Илья молчал. И вздрогнул от неожиданности, когда ладонь Ольги легла ему на плечо.
– Ты с ней самой не пробовал говорить?
Он пожал плечами, отвернулся. Вздохнул… и вдруг, сам не зная как, рассказал Ольге все. О том, как впервые увидел Настьку теплым осенним днем. О том, как лазил ночами на ветлу, чтобы только взглянуть на нее, как снились ему блестящие черные глаза и косы до колен. О князе. Об уговоре вдвоем бежать из Москвы. И обо всем, что случилось после.
Ольга слушала внимательно, не перебивая. Ее сухая горячая рука поглаживала Илью по плечу.
– Ну так что ж, – медленно выговорила она, когда Илья умолк, уставившись в пол. – Сбежнев, говоришь, уехал? Тебе и карты в руки. Сватай.
– Еще чего! – вспыхнул он.
Рука Ольги сползла с его плеча.
– А-а, вон что… – протянула она. – Не хочешь порченую брать?
– Не хочу, – зло сказал Илья. Ольга, откинувшись на подушки, в упор посмотрела на него.
– Что ж… Настоящий цыган.
Илья молчал. Он привык слышать эти слова как похвалу, но в голосе Ольги так явно сквозила насмешка, что Илья не смог даже глаз поднять на нее. К счастью, в горницу вошла Варька с кружкой травяного отвара. За спиной сестры Илья незаметно выскользнул за дверь.

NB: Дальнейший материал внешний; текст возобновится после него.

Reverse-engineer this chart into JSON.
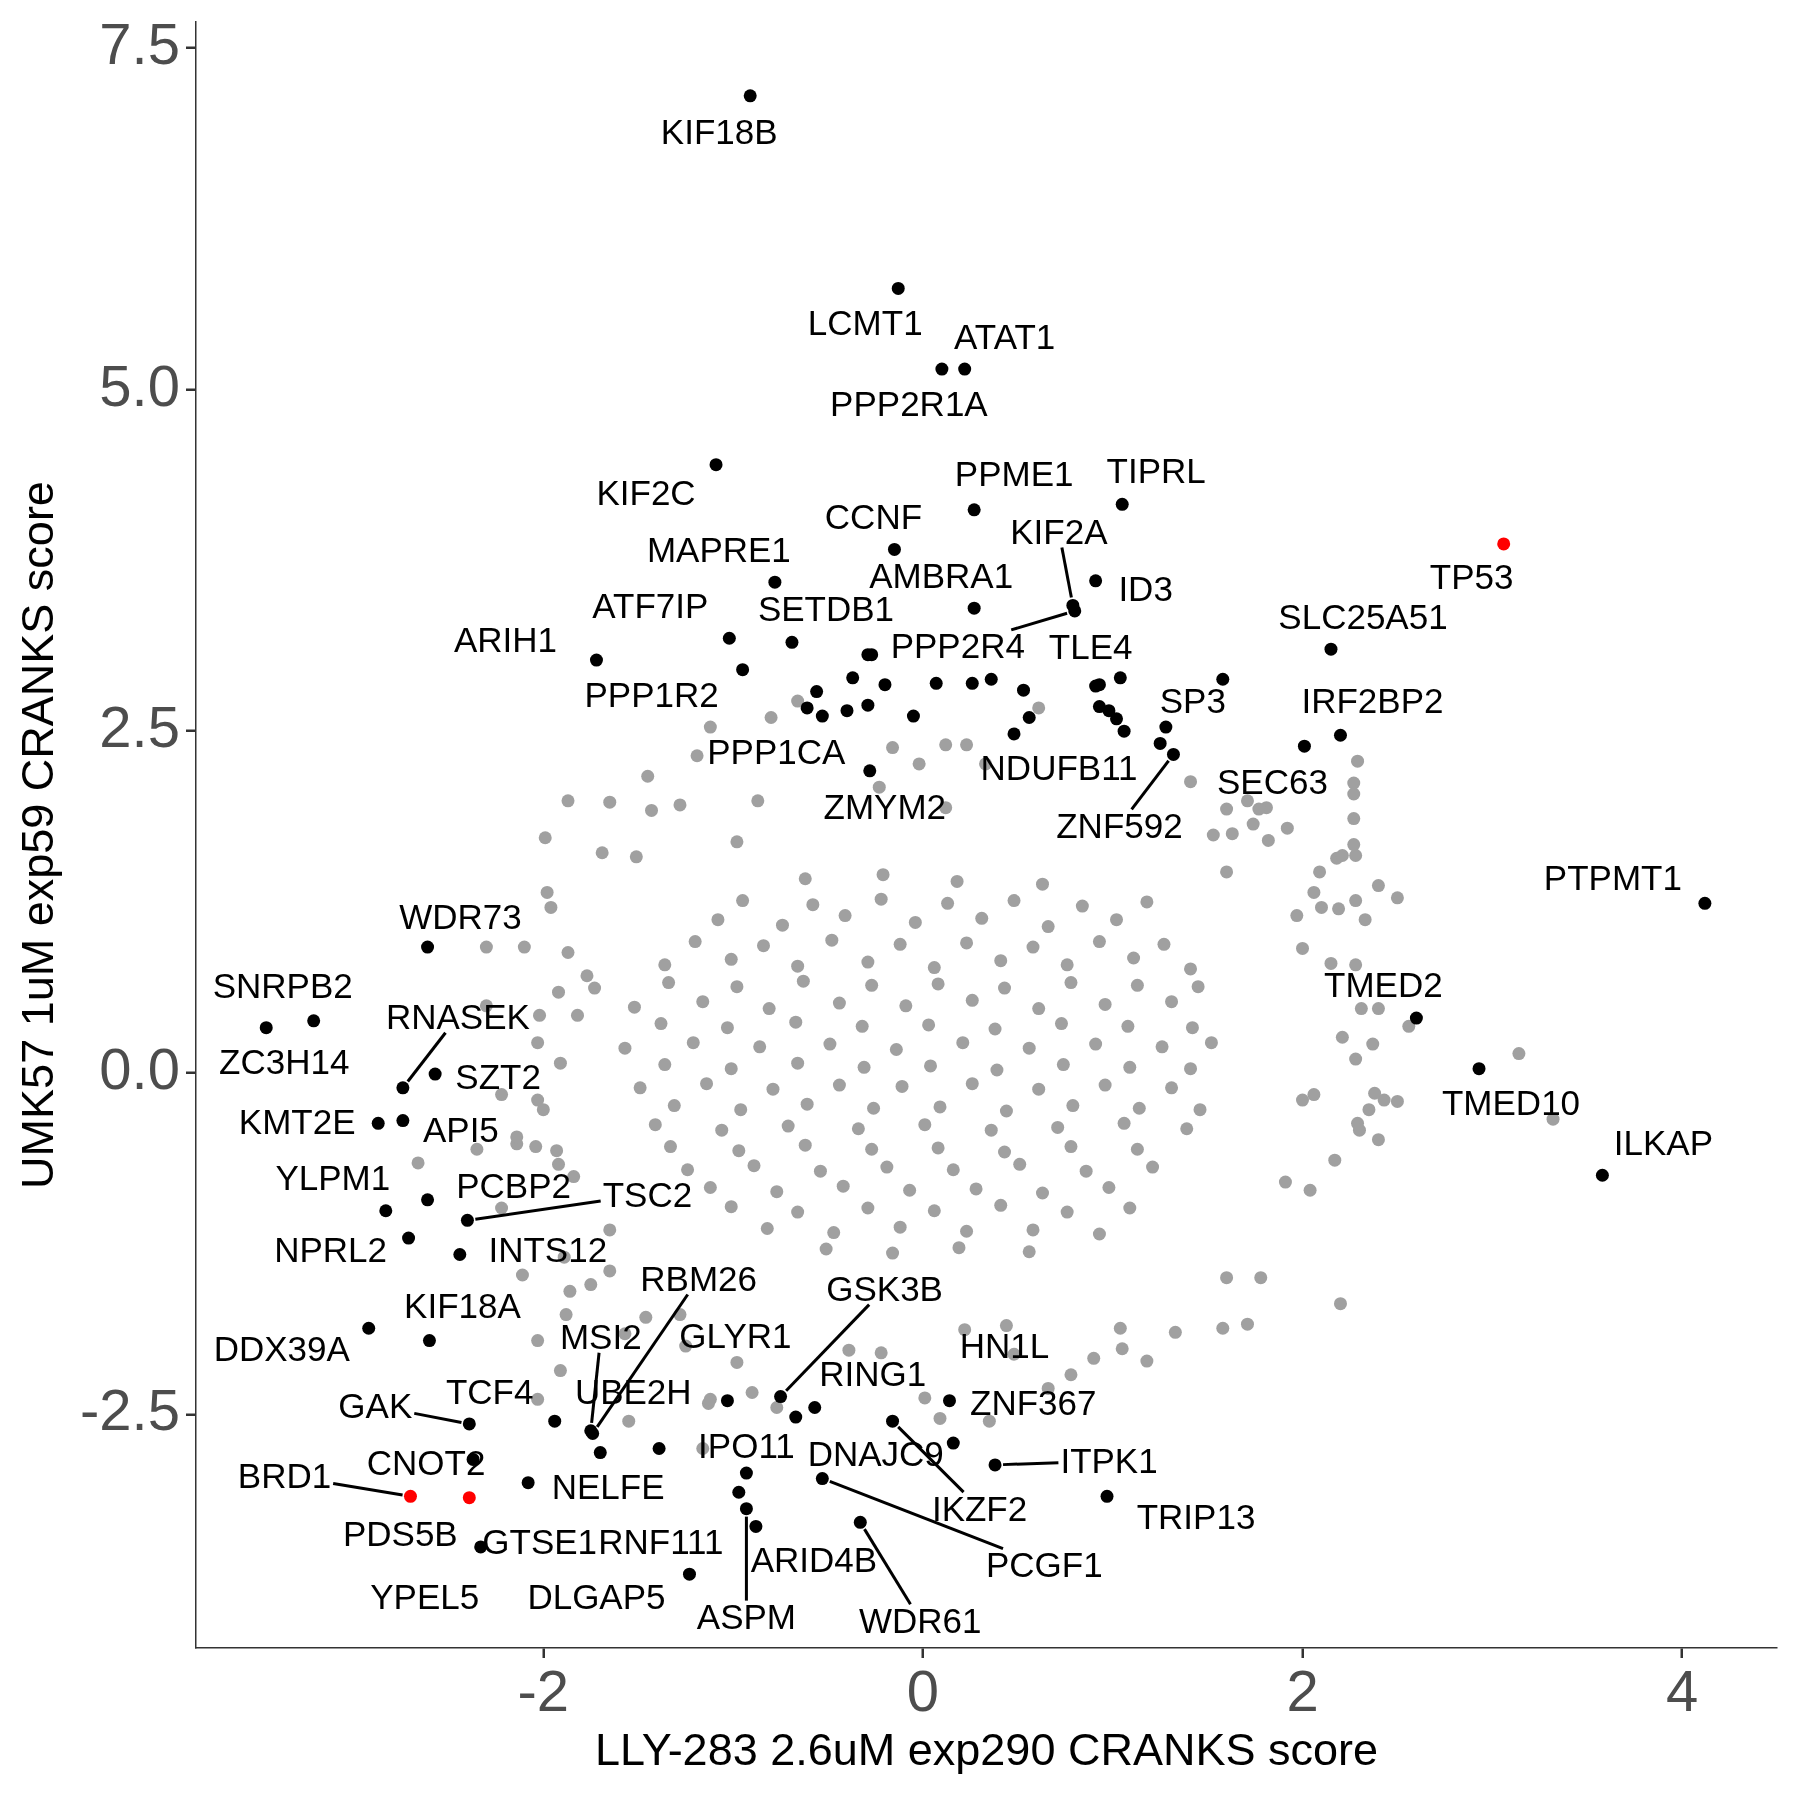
{
  "chart_data": {
    "type": "scatter",
    "xlabel": "LLY-283 2.6uM exp290 CRANKS score",
    "ylabel": "UMK57 1uM exp59 CRANKS score",
    "xlim": [
      -3.83,
      4.5
    ],
    "ylim": [
      -4.21,
      7.69
    ],
    "xticks": [
      -2,
      0,
      2,
      4
    ],
    "yticks": [
      -2.5,
      {
        "value": 0,
        "label": "0.0"
      },
      2.5,
      {
        "value": 5,
        "label": "5.0"
      },
      7.5
    ],
    "grid": false,
    "legend": false,
    "marker": "circle",
    "series": [
      {
        "color": "#a0a0a0",
        "x": [
          -0.66,
          -0.8,
          -1.12,
          -1.19,
          -1.45,
          -1.87,
          -1.65,
          -1.43,
          -1.28,
          -1.99,
          -1.69,
          -1.51,
          -1.98,
          -1.96,
          -2.3,
          -2.1,
          -1.87,
          -1.77,
          -1.73,
          -2.02,
          -1.82,
          -2.03,
          -1.91,
          -2.0,
          -2.14,
          -1.93,
          -1.84,
          -1.65,
          -1.89,
          -1.65,
          -1.86,
          -1.28,
          -1.57,
          1.18,
          1.04,
          1.78,
          1.6,
          1.58,
          1.71,
          2.2,
          2.04,
          2.17,
          2.4,
          2.29,
          2.43,
          2.5,
          2.38,
          2.56,
          2.4,
          2.31,
          2.5,
          2.4,
          2.06,
          2.27,
          2.29,
          2.27,
          2.27,
          2.18,
          1.6,
          1.74,
          1.92,
          1.53,
          1.81,
          1.41,
          0.61,
          0.23,
          0.12,
          -0.16,
          -0.02,
          0.33,
          0.12,
          -0.23,
          -0.87,
          -0.98,
          -1.91,
          -1.55,
          -1.13,
          -0.9,
          -1.16,
          -0.77,
          0.09,
          0.01,
          0.35,
          0.66,
          1.33,
          0.78,
          1.05,
          0.9,
          0.48,
          -0.22,
          -0.39,
          -0.98,
          -1.25,
          -1.46,
          -1.75,
          0.22,
          0.44,
          2.27,
          2.28,
          2.21,
          2.09,
          1.82,
          1.77,
          1.71,
          1.6,
          1.63,
          2.33,
          2.28,
          2.19,
          2.1,
          1.97,
          2.0,
          2.28,
          2.15,
          2.37,
          2.21,
          2.28,
          2.35,
          2.3,
          1.91,
          3.14,
          3.32,
          2.06,
          2.0,
          -1.92,
          -2.3,
          -2.22,
          -2.03,
          -2.14,
          -2.04,
          -2.35,
          -2.66,
          -1.92,
          -2.22,
          -2.11,
          -1.88,
          -2.03,
          -2.03,
          -1.12,
          -0.62,
          -0.21,
          0.18,
          0.63,
          -1.08,
          -0.74,
          -0.41,
          -0.04,
          0.31,
          0.66,
          1.02,
          -1.36,
          -1.01,
          -0.66,
          -0.29,
          0.06,
          0.41,
          0.76,
          1.11,
          1.41,
          -1.52,
          -1.16,
          -0.81,
          -0.44,
          -0.09,
          0.26,
          0.61,
          0.96,
          1.31,
          -1.57,
          -1.21,
          -0.86,
          -0.49,
          -0.14,
          0.21,
          0.56,
          0.91,
          1.26,
          1.52,
          -1.49,
          -1.14,
          -0.79,
          -0.44,
          -0.11,
          0.26,
          0.61,
          0.96,
          1.31,
          -1.41,
          -1.06,
          -0.71,
          -0.34,
          0.01,
          0.36,
          0.71,
          1.06,
          1.39,
          -1.24,
          -0.89,
          -0.54,
          -0.19,
          0.16,
          0.51,
          0.86,
          1.21,
          -1.01,
          -0.66,
          -0.29,
          0.06,
          0.41,
          0.76,
          1.09,
          -0.51,
          -0.16,
          0.19,
          0.56,
          -0.95,
          -0.58,
          -0.22,
          0.13,
          0.48,
          0.84,
          1.18,
          -1.2,
          -0.84,
          -0.48,
          -0.12,
          0.23,
          0.58,
          0.93,
          1.27,
          -1.34,
          -0.98,
          -0.63,
          -0.27,
          0.08,
          0.43,
          0.78,
          1.13,
          1.45,
          -1.38,
          -1.03,
          -0.67,
          -0.32,
          0.03,
          0.38,
          0.73,
          1.08,
          1.42,
          -1.36,
          -1.01,
          -0.66,
          -0.31,
          0.04,
          0.39,
          0.74,
          1.09,
          1.41,
          -1.31,
          -0.96,
          -0.61,
          -0.26,
          0.09,
          0.44,
          0.79,
          1.14,
          1.46,
          -1.33,
          -0.97,
          -0.62,
          -0.27,
          0.08,
          0.43,
          0.78,
          1.13,
          -1.12,
          -0.77,
          -0.42,
          -0.07,
          0.28,
          0.63,
          0.98,
          -0.82,
          -0.47,
          -0.12,
          0.23,
          0.58,
          0.93
        ],
        "values": [
          2.72,
          2.6,
          2.53,
          2.32,
          2.17,
          1.99,
          1.98,
          1.92,
          1.96,
          1.72,
          1.61,
          1.58,
          1.32,
          1.21,
          0.92,
          0.92,
          0.88,
          0.71,
          0.62,
          0.42,
          0.42,
          0.22,
          0.07,
          -0.27,
          -0.52,
          -0.57,
          -0.76,
          -1.15,
          -1.35,
          -1.45,
          -1.6,
          -1.77,
          -1.91,
          -2.11,
          -1.87,
          -1.5,
          -1.5,
          -1.87,
          -1.84,
          -1.69,
          -0.86,
          -0.64,
          -0.49,
          -0.37,
          -0.2,
          -0.21,
          -0.15,
          0.34,
          0.47,
          0.47,
          1.28,
          1.37,
          1.32,
          1.67,
          2.28,
          2.04,
          1.86,
          1.57,
          1.47,
          1.82,
          1.79,
          1.74,
          1.94,
          2.13,
          2.67,
          2.4,
          2.4,
          2.38,
          2.26,
          2.26,
          1.94,
          2.09,
          1.99,
          1.69,
          -2.18,
          -2.55,
          -2.42,
          -2.34,
          -2.75,
          -2.45,
          -2.53,
          -2.38,
          -2.55,
          -2.31,
          -1.9,
          -2.21,
          -2.02,
          -2.09,
          -2.06,
          -2.05,
          -2.03,
          -2.12,
          -2.0,
          -1.79,
          -1.55,
          -1.88,
          -1.85,
          2.12,
          1.59,
          1.59,
          1.47,
          1.7,
          1.93,
          1.99,
          1.93,
          1.75,
          1.12,
          1.26,
          1.2,
          1.21,
          1.15,
          0.91,
          0.79,
          0.8,
          0.21,
          0.26,
          0.1,
          -0.27,
          -0.42,
          -0.8,
          0.14,
          -0.34,
          -0.16,
          -0.2,
          0.59,
          0.49,
          -0.16,
          -0.2,
          -0.47,
          -0.54,
          -0.56,
          -0.66,
          -0.67,
          -0.99,
          -1.48,
          -1.77,
          -1.96,
          -2.39,
          -2.39,
          1.42,
          1.45,
          1.4,
          1.38,
          1.12,
          1.08,
          1.15,
          1.1,
          1.13,
          1.07,
          1.12,
          0.79,
          0.83,
          0.78,
          0.81,
          0.77,
          0.82,
          0.79,
          0.84,
          0.76,
          0.48,
          0.52,
          0.47,
          0.51,
          0.49,
          0.53,
          0.47,
          0.5,
          0.52,
          0.18,
          0.22,
          0.19,
          0.21,
          0.17,
          0.22,
          0.18,
          0.21,
          0.19,
          0.22,
          -0.11,
          -0.08,
          -0.12,
          -0.09,
          -0.1,
          -0.08,
          -0.12,
          -0.09,
          -0.11,
          -0.38,
          -0.42,
          -0.39,
          -0.41,
          -0.38,
          -0.42,
          -0.4,
          -0.37,
          -0.41,
          -0.71,
          -0.68,
          -0.72,
          -0.69,
          -0.71,
          -0.67,
          -0.72,
          -0.69,
          -0.98,
          -1.02,
          -0.99,
          -1.01,
          -0.97,
          -1.02,
          -0.99,
          -1.29,
          -1.32,
          -1.28,
          -1.31,
          1.26,
          1.23,
          1.27,
          1.24,
          1.26,
          1.22,
          1.25,
          0.96,
          0.93,
          0.97,
          0.94,
          0.95,
          0.92,
          0.96,
          0.94,
          0.66,
          0.63,
          0.67,
          0.64,
          0.65,
          0.62,
          0.66,
          0.64,
          0.63,
          0.36,
          0.33,
          0.37,
          0.34,
          0.35,
          0.32,
          0.36,
          0.34,
          0.33,
          0.06,
          0.03,
          0.07,
          0.04,
          0.05,
          0.02,
          0.06,
          0.04,
          0.03,
          -0.24,
          -0.27,
          -0.23,
          -0.26,
          -0.25,
          -0.28,
          -0.24,
          -0.26,
          -0.27,
          -0.54,
          -0.57,
          -0.53,
          -0.56,
          -0.55,
          -0.58,
          -0.54,
          -0.56,
          -0.84,
          -0.87,
          -0.83,
          -0.86,
          -0.85,
          -0.88,
          -0.84,
          -1.14,
          -1.17,
          -1.13,
          -1.16,
          -1.15,
          -1.18
        ]
      },
      {
        "color": "#000000",
        "x": [
          -0.91,
          -0.13,
          0.1,
          0.22,
          -1.09,
          0.27,
          1.05,
          -0.15,
          0.79,
          0.91,
          0.91,
          0.27,
          -0.78,
          -1.02,
          -0.69,
          -1.72,
          -0.95,
          0.8,
          -0.53,
          -0.28,
          0.48,
          1.28,
          1.32,
          2.15,
          2.2,
          2.01,
          4.12,
          2.6,
          2.93,
          3.58,
          -2.61,
          -3.21,
          -3.46,
          -2.74,
          -2.57,
          -2.87,
          -2.74,
          -2.83,
          -2.61,
          -2.4,
          -2.71,
          -2.44,
          -2.6,
          -2.92,
          -2.39,
          -1.94,
          -2.37,
          -2.08,
          -2.33,
          -0.97,
          -1.23,
          -0.93,
          -0.88,
          -0.93,
          -1.74,
          -1.75,
          -1.7,
          -1.03,
          -0.75,
          -0.57,
          -0.67,
          -0.16,
          -0.53,
          -0.33,
          0.14,
          0.16,
          0.38,
          0.97,
          -0.29,
          -0.27,
          -0.56,
          -0.61,
          -0.4,
          -0.37,
          -0.29,
          -0.2,
          -0.05,
          0.07,
          0.26,
          0.36,
          0.53,
          0.56,
          0.93,
          1.04,
          0.93,
          0.98,
          1.02,
          1.06,
          1.25,
          1.58,
          -1.39
        ],
        "values": [
          7.15,
          5.74,
          5.15,
          5.15,
          4.45,
          4.12,
          4.16,
          3.83,
          3.42,
          2.83,
          3.6,
          3.4,
          3.59,
          3.18,
          3.15,
          3.02,
          2.95,
          3.38,
          2.61,
          2.21,
          2.48,
          2.53,
          2.33,
          3.1,
          2.47,
          2.39,
          1.24,
          0.4,
          0.03,
          -0.75,
          0.92,
          0.38,
          0.33,
          -0.11,
          -0.01,
          -0.37,
          -0.35,
          -1.01,
          -0.93,
          -1.08,
          -1.21,
          -1.33,
          -1.96,
          -1.87,
          -2.57,
          -2.55,
          -2.83,
          -3.0,
          -3.47,
          -3.07,
          -3.67,
          -3.19,
          -3.32,
          -2.93,
          -2.64,
          -2.62,
          -2.78,
          -2.4,
          -2.37,
          -2.45,
          -2.52,
          -2.55,
          -2.97,
          -3.29,
          -2.4,
          -2.71,
          -2.87,
          -3.1,
          3.06,
          3.06,
          2.79,
          2.67,
          2.65,
          2.89,
          2.69,
          2.84,
          2.61,
          2.85,
          2.85,
          2.88,
          2.8,
          2.6,
          2.84,
          2.89,
          2.68,
          2.65,
          2.59,
          2.5,
          2.41,
          2.88,
          -2.75
        ]
      },
      {
        "color": "#ff0000",
        "x": [
          3.06,
          -2.7,
          -2.39
        ],
        "values": [
          3.87,
          -3.1,
          -3.11
        ]
      }
    ],
    "annotations": [
      {
        "text": "KIF18B",
        "x": -0.91,
        "y": 7.15
      },
      {
        "text": "LCMT1",
        "x": -0.13,
        "y": 5.74
      },
      {
        "text": "PPP2R1A",
        "x": 0.1,
        "y": 5.15
      },
      {
        "text": "ATAT1",
        "x": 0.22,
        "y": 5.15
      },
      {
        "text": "KIF2C",
        "x": -1.09,
        "y": 4.45
      },
      {
        "text": "PPME1",
        "x": 0.27,
        "y": 4.12
      },
      {
        "text": "TIPRL",
        "x": 1.05,
        "y": 4.16
      },
      {
        "text": "CCNF",
        "x": -0.15,
        "y": 3.83
      },
      {
        "text": "KIF2A",
        "x": 0.79,
        "y": 3.42
      },
      {
        "text": "TLE4",
        "x": 0.91,
        "y": 2.83
      },
      {
        "text": "ID3",
        "x": 0.91,
        "y": 3.6
      },
      {
        "text": "AMBRA1",
        "x": 0.27,
        "y": 3.4
      },
      {
        "text": "MAPRE1",
        "x": -0.78,
        "y": 3.59
      },
      {
        "text": "ATF7IP",
        "x": -1.02,
        "y": 3.18
      },
      {
        "text": "SETDB1",
        "x": -0.69,
        "y": 3.15
      },
      {
        "text": "ARIH1",
        "x": -1.72,
        "y": 3.02
      },
      {
        "text": "PPP1R2",
        "x": -0.95,
        "y": 2.95
      },
      {
        "text": "PPP2R4",
        "x": 0.8,
        "y": 3.38
      },
      {
        "text": "PPP1CA",
        "x": -0.53,
        "y": 2.61
      },
      {
        "text": "ZMYM2",
        "x": -0.28,
        "y": 2.21
      },
      {
        "text": "NDUFB11",
        "x": 0.48,
        "y": 2.48
      },
      {
        "text": "SP3",
        "x": 1.28,
        "y": 2.53
      },
      {
        "text": "ZNF592",
        "x": 1.32,
        "y": 2.33
      },
      {
        "text": "SLC25A51",
        "x": 2.15,
        "y": 3.1
      },
      {
        "text": "IRF2BP2",
        "x": 2.2,
        "y": 2.47
      },
      {
        "text": "SEC63",
        "x": 2.01,
        "y": 2.39
      },
      {
        "text": "TP53",
        "x": 3.06,
        "y": 3.87
      },
      {
        "text": "PTPMT1",
        "x": 4.12,
        "y": 1.24
      },
      {
        "text": "TMED2",
        "x": 2.6,
        "y": 0.4
      },
      {
        "text": "TMED10",
        "x": 2.93,
        "y": 0.03
      },
      {
        "text": "ILKAP",
        "x": 3.58,
        "y": -0.75
      },
      {
        "text": "WDR73",
        "x": -2.61,
        "y": 0.92
      },
      {
        "text": "SNRPB2",
        "x": -3.21,
        "y": 0.38
      },
      {
        "text": "ZC3H14",
        "x": -3.46,
        "y": 0.33
      },
      {
        "text": "RNASEK",
        "x": -2.74,
        "y": -0.11
      },
      {
        "text": "SZT2",
        "x": -2.57,
        "y": -0.01
      },
      {
        "text": "KMT2E",
        "x": -2.87,
        "y": -0.37
      },
      {
        "text": "API5",
        "x": -2.74,
        "y": -0.35
      },
      {
        "text": "YLPM1",
        "x": -2.83,
        "y": -1.01
      },
      {
        "text": "PCBP2",
        "x": -2.61,
        "y": -0.93
      },
      {
        "text": "TSC2",
        "x": -2.4,
        "y": -1.08
      },
      {
        "text": "NPRL2",
        "x": -2.71,
        "y": -1.21
      },
      {
        "text": "INTS12",
        "x": -2.44,
        "y": -1.33
      },
      {
        "text": "KIF18A",
        "x": -2.6,
        "y": -1.96
      },
      {
        "text": "DDX39A",
        "x": -2.92,
        "y": -1.87
      },
      {
        "text": "GAK",
        "x": -2.39,
        "y": -2.57
      },
      {
        "text": "TCF4",
        "x": -1.94,
        "y": -2.55
      },
      {
        "text": "CNOT2",
        "x": -2.37,
        "y": -2.83
      },
      {
        "text": "BRD1",
        "x": -2.7,
        "y": -3.1
      },
      {
        "text": "PDS5B",
        "x": -2.39,
        "y": -3.11
      },
      {
        "text": "NELFE",
        "x": -2.08,
        "y": -3.0
      },
      {
        "text": "GTSE1",
        "x": -2.33,
        "y": -3.47
      },
      {
        "text": "YPEL5",
        "x": -2.33,
        "y": -3.47
      },
      {
        "text": "RNF111",
        "x": -0.97,
        "y": -3.07
      },
      {
        "text": "DLGAP5",
        "x": -1.23,
        "y": -3.67
      },
      {
        "text": "ASPM",
        "x": -0.93,
        "y": -3.19
      },
      {
        "text": "ARID4B",
        "x": -0.88,
        "y": -3.32
      },
      {
        "text": "IPO11",
        "x": -0.93,
        "y": -2.93
      },
      {
        "text": "RBM26",
        "x": -1.74,
        "y": -2.64
      },
      {
        "text": "MSI2",
        "x": -1.75,
        "y": -2.62
      },
      {
        "text": "UBE2H",
        "x": -1.7,
        "y": -2.78
      },
      {
        "text": "GLYR1",
        "x": -1.03,
        "y": -2.4
      },
      {
        "text": "GSK3B",
        "x": -0.75,
        "y": -2.37
      },
      {
        "text": "RING1",
        "x": -0.57,
        "y": -2.45
      },
      {
        "text": "DNAJC9",
        "x": -0.67,
        "y": -2.52
      },
      {
        "text": "IKZF2",
        "x": -0.16,
        "y": -2.55
      },
      {
        "text": "PCGF1",
        "x": -0.53,
        "y": -2.97
      },
      {
        "text": "WDR61",
        "x": -0.33,
        "y": -3.29
      },
      {
        "text": "HN1L",
        "x": 0.14,
        "y": -2.4
      },
      {
        "text": "ZNF367",
        "x": 0.16,
        "y": -2.71
      },
      {
        "text": "ITPK1",
        "x": 0.38,
        "y": -2.87
      },
      {
        "text": "TRIP13",
        "x": 0.97,
        "y": -3.1
      }
    ]
  }
}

Между тем к Живодерке подбиралась весна. Еще стояли морозы, еще мели мартовские метели, выл ветер, колотя по гудящей крыше сучьями ветлы, и под утро домики оказывались заметенными до окон. Но в полдень солнце уже поднималось высоко, снег пластами сползал с повлажневших ветвей деревьев, уже по-другому пахла кора старой ветлы, веселее делались лица живодерцев. Длинная, холодная, надоевшая всем зима шаг за шагом отступала.
На Масленицу солнце снопами било в окна. Слепящий свет весело дробился на грифах висящих на стене гитар. По полу скакали солнечные пятна, на осколок Варькиного зеркала нельзя было взглянуть. С улицы слышались песни и радостный гам: ребятишки катали из липкого снега последнюю бабу. С кухни доносилось шлепанье теста и мощные басовые раскаты Макарьевны, распевавшей «Гей, матушка-солдатушка». Варька, выставив из дома парней и подоткнув выше колен старую юбку, взялась мыть полы. Ольга, всю ночь накануне промучившаяся кашлем, лежала с закрытыми глазами, запрокинув серое, осунувшееся лицо. Варька с тревогой посматривала на нее.